MR LICHTMAN: Except for one thing. I will add one thing. We are facing perhaps an unprecedented challenge in human history, and that is climate change. Like it or not, climate change is here. We see its manifestations everywhere, with the spread of the Zika mosquito and the virus disease, the fires, the droughts, the polar caps melting. If we don’t deal with climate change, humanity could be facing a grim future. And the outcome of this election may well decide whether the leader of the world – and I don’t mean any offense to any other nation, but in terms of its power, its economy, the United States is the world leader – will the leader of the world (a) acknowledge and (b) take real steps to deal with climate change? I think that – you don’t hear about that. You hear about all these phony issues like trade, as if trade has cost America its prosperity, which is such a pile of nonsense. At best trade is a wash. Yes, it costs some jobs, but it creates jobs through exports. Building a tariff wall around the United States isn’t going to do a darn thing for anyone.
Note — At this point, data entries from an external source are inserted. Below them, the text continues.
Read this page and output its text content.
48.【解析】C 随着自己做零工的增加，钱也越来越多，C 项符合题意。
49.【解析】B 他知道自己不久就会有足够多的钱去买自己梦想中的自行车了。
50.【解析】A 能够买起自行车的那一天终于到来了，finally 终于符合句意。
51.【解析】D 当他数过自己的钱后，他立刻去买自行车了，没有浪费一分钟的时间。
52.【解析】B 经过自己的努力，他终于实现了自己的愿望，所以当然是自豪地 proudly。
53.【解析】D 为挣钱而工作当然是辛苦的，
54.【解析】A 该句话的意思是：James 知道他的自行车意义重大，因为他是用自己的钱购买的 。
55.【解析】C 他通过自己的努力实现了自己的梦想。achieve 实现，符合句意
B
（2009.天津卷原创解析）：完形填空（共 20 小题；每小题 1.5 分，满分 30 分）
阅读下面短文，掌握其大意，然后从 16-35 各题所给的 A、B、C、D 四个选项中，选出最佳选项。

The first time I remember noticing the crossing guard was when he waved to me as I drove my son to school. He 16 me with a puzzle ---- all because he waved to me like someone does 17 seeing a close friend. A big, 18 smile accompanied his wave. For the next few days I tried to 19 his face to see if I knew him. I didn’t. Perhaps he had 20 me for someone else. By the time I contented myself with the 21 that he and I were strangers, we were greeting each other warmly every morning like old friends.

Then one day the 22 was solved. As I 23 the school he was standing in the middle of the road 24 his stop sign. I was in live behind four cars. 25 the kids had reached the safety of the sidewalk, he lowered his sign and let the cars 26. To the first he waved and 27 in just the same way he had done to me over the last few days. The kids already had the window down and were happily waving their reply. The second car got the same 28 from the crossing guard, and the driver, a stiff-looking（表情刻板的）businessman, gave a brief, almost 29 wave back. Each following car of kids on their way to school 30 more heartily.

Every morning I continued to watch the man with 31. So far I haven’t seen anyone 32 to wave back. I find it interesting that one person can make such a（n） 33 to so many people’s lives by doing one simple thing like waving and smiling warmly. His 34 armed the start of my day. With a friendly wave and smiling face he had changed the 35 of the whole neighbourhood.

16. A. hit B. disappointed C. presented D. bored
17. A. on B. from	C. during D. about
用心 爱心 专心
So we get all these minor issues – building a wall around the Mexican border; come on, how childish can you be – when we’re facing – and you don’t even hear about it, hardly – humanity’s greatest challenge. In that sense, and only in that sense, I think this may be one of the most important elections in American history.

QUESTION: Okay. Thank you very much.

MR LICHTMAN: Thank you. Thank you all.

MODERATOR: Thank you, everyone, for participating. This event is now concluded.